И снова я вспоминаю слова Герцена: «Будущее России в сегодняшних мальчиках… Они — зародыши…» Всей своей личностью, всем арсеналом средств учитель не просто учит, но и развивает дарования. Богатство страны в богатстве дарований. Богатство страны (пусть не покажется читателю этот вывод дерзостью) в богатстве педагогических талантов, педагогических методов, развитых форм общения.

К. Маркс назвал коммунизм производством развитых форм общения.

Развитые формы общения в школе! Для меня это идеал воспитания. Душа общения — труд. Главным врагом развитых форм общения является авторитарность, бездуховность, отчуждение. Игра способна придать труду радость, высокий порыв, научить взаимовыручке, заботе о каждом.

За игрой — будущее.

Мама жила страхами. Иногда страхи сильно приглушались, и мама ничего не боялась: в такие часы она была мудрой и прекрасной. А потом вдруг наступали минуты, когда вся она от страхов делалась неузнаваемой, теряла голову — и тогда на нее смотреть было невыносимо.

Я не знаю уж, кто, но кто-то точно рассказал маме о моих делах. Узнала она, что я выступил против всех, что и теперь не слушаюсь никого, веду себя недозволенно. Однажды она встретила у порога: «Ну, ну, проходи, сыночек». Лицо ее было мрачнее тучи.

— Что стряслось? — спросил я.

— А ты считаешь, что ничего не случилось! Ты считаешь, что ведешь себя правильно! Как ты смеешь идти против всех! Я не для того тебя растила, чтобы ты, как бешеный, на людей кидался! Стыда у тебя нет! Совести нет!

— Что за глупости! — пытался я оправдаться.

— Не глупости! Все знаю про тебя!

— Мама!

— Не называй меня мамой. Случится что́ — как я тогда буду здесь без тебя?

Я молчал. Обидно было до боли.

— Сыночек, давай уедем отсюда! Все говорят, что надо уехать. Директор тебе только добра желает. Поверь мне, я умею разбираться в людях. Уедем отсюда. Хочешь — напишем письмо Серафиме Павловне, всегда она нам поможет…

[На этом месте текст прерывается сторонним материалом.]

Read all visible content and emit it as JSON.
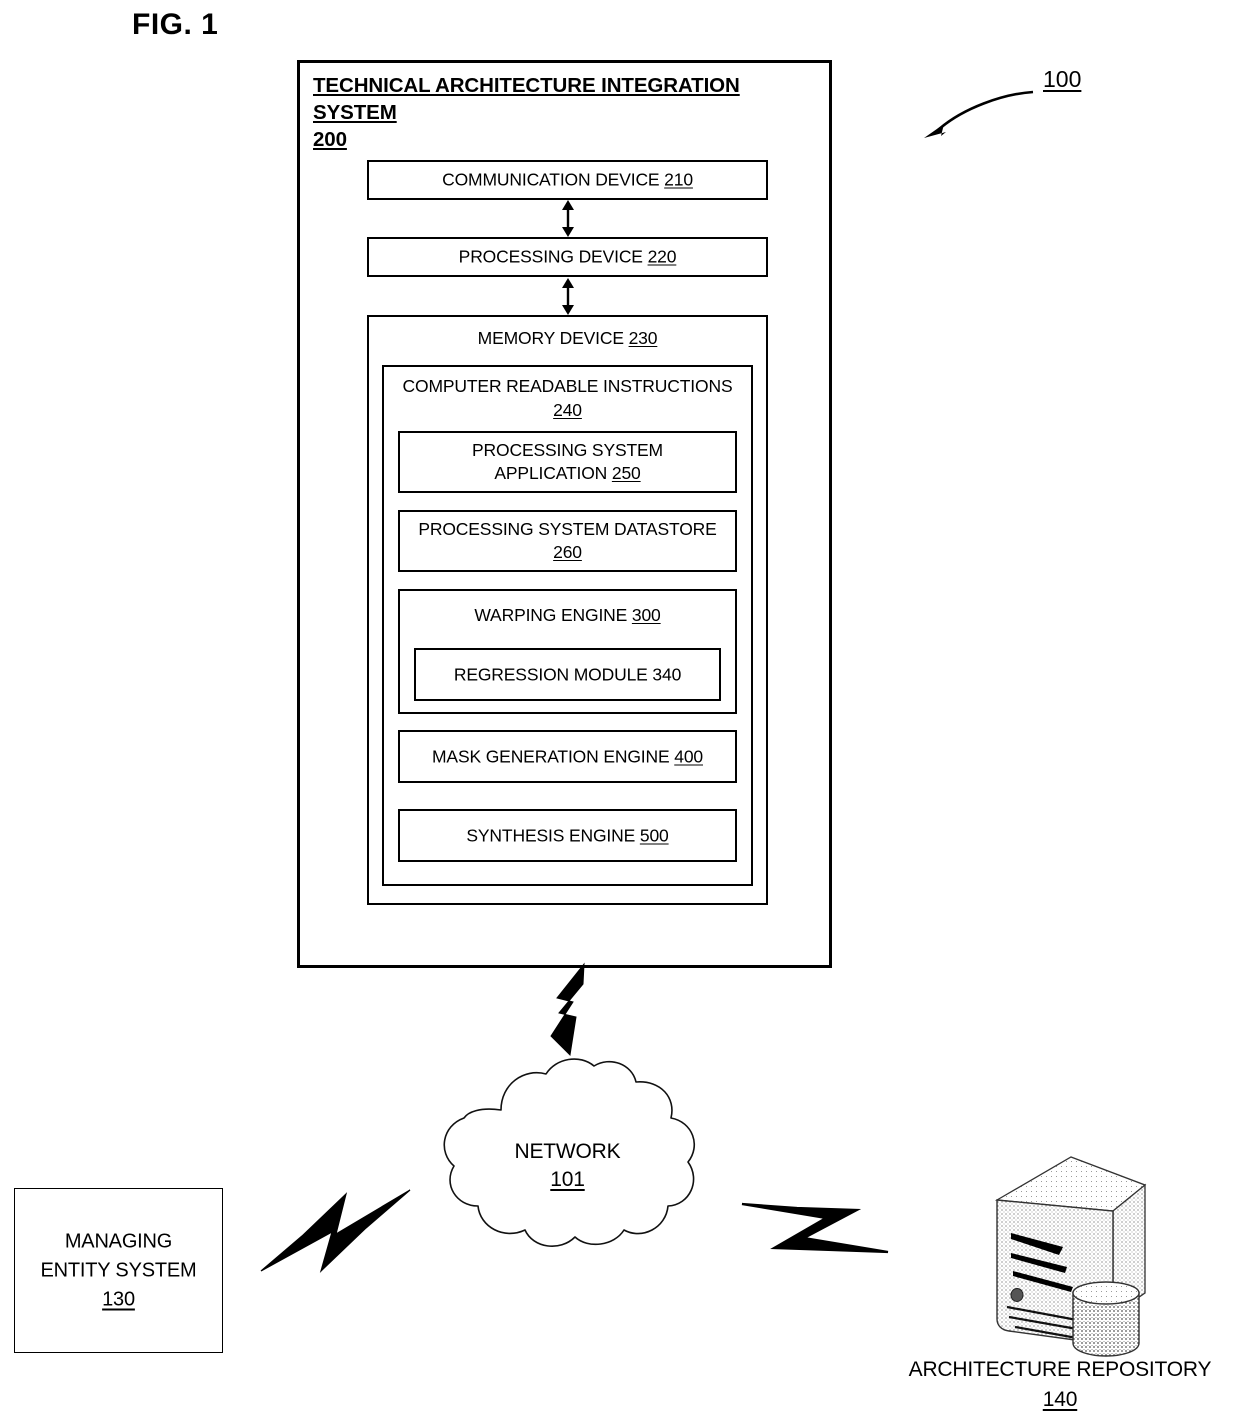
{
  "figure": {
    "label": "FIG. 1",
    "reference_numeral": "100"
  },
  "system": {
    "title_line1": "TECHNICAL ARCHITECTURE INTEGRATION",
    "title_line2": "SYSTEM",
    "title_ref": "200",
    "components": {
      "communication_device": {
        "label": "COMMUNICATION DEVICE",
        "ref": "210"
      },
      "processing_device": {
        "label": "PROCESSING DEVICE",
        "ref": "220"
      },
      "memory_device": {
        "label": "MEMORY DEVICE",
        "ref": "230"
      },
      "computer_readable_instructions": {
        "label_line1": "COMPUTER READABLE INSTRUCTIONS",
        "ref": "240"
      },
      "processing_system_application": {
        "label_line1": "PROCESSING SYSTEM",
        "label_line2": "APPLICATION",
        "ref": "250"
      },
      "processing_system_datastore": {
        "label_line1": "PROCESSING SYSTEM DATASTORE",
        "ref": "260"
      },
      "warping_engine": {
        "label": "WARPING ENGINE",
        "ref": "300"
      },
      "regression_module": {
        "label": "REGRESSION MODULE 340"
      },
      "mask_generation_engine": {
        "label": "MASK GENERATION ENGINE",
        "ref": "400"
      },
      "synthesis_engine": {
        "label": "SYNTHESIS ENGINE",
        "ref": "500"
      }
    }
  },
  "network": {
    "label": "NETWORK",
    "ref": "101"
  },
  "managing_entity_system": {
    "label_line1": "MANAGING",
    "label_line2": "ENTITY SYSTEM",
    "ref": "130"
  },
  "architecture_repository": {
    "label": "ARCHITECTURE REPOSITORY",
    "ref": "140"
  },
  "colors": {
    "stroke": "#000000",
    "background": "#ffffff"
  }
}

— Никаких писем! Все будет хорошо. Дай мне самому разобраться во всем.

Я думал. Я не понимал, почему я должен уезжать. Почему? Мне казалось, я был в этом уверен: меня все же любил Парфенов. Он вынужден иной раз поступать по отношению ко мне сурово и, может быть, несправедливо. Я прощал ему это. Он все же был родственной душой. Как он слушал мои рассказы о Ване Золотых, о Барашкине, об искусстве, об Уроках Совершенства, о разбуженности и неразбуженности детей. Понравилось ему это словечко «неразбуженность». С каким азартом я доказывал ему, как необходимо открыть шлюзы, чтобы детской энергии дать волю. В каждом сидит Ломоносов, Толстой и Лобачевский. Я верил в это. Только бы разбудить. Дело доходило до нелепостей. Я перестал замечать недостатки. Мне каждый ребенок казался гениальным. У меня переиначились глаза. Душа переменилась. И глаза и душа искали и схватывали моменты детской разбуженности. И дети чувствовали, что я от них хочу. И силились все делать лучше. И теперь, когда я на грани, может быть, открытия, наивно мечталось мне, я должен вдруг ни с того ни с сего бросить все и уехать. Предать детей. Предать дело.

Мои беды шли от того, что я стал идеализировать всех, кто хоть в чем-то мне помогал. Я верил в лучшую часть парфеновской души. Мне казалось, он видел во мне себя несвершившегося. Поэтому мысль, будто Парфенов хочет, чтобы я уехал из Соленги, я отбросил как несправедливую. Однажды даже, как дурак, спросил:

— Михаил Федорович, вы хотите, чтобы я уехал из Соленги?

— Откуда вы взя-я-я-ли, — сказал он, заикаясь. Это потом я уже припомнил, что ответил он мне, чересчур заикаясь. И глаза у него хотя и слезились, а все равно были холодными.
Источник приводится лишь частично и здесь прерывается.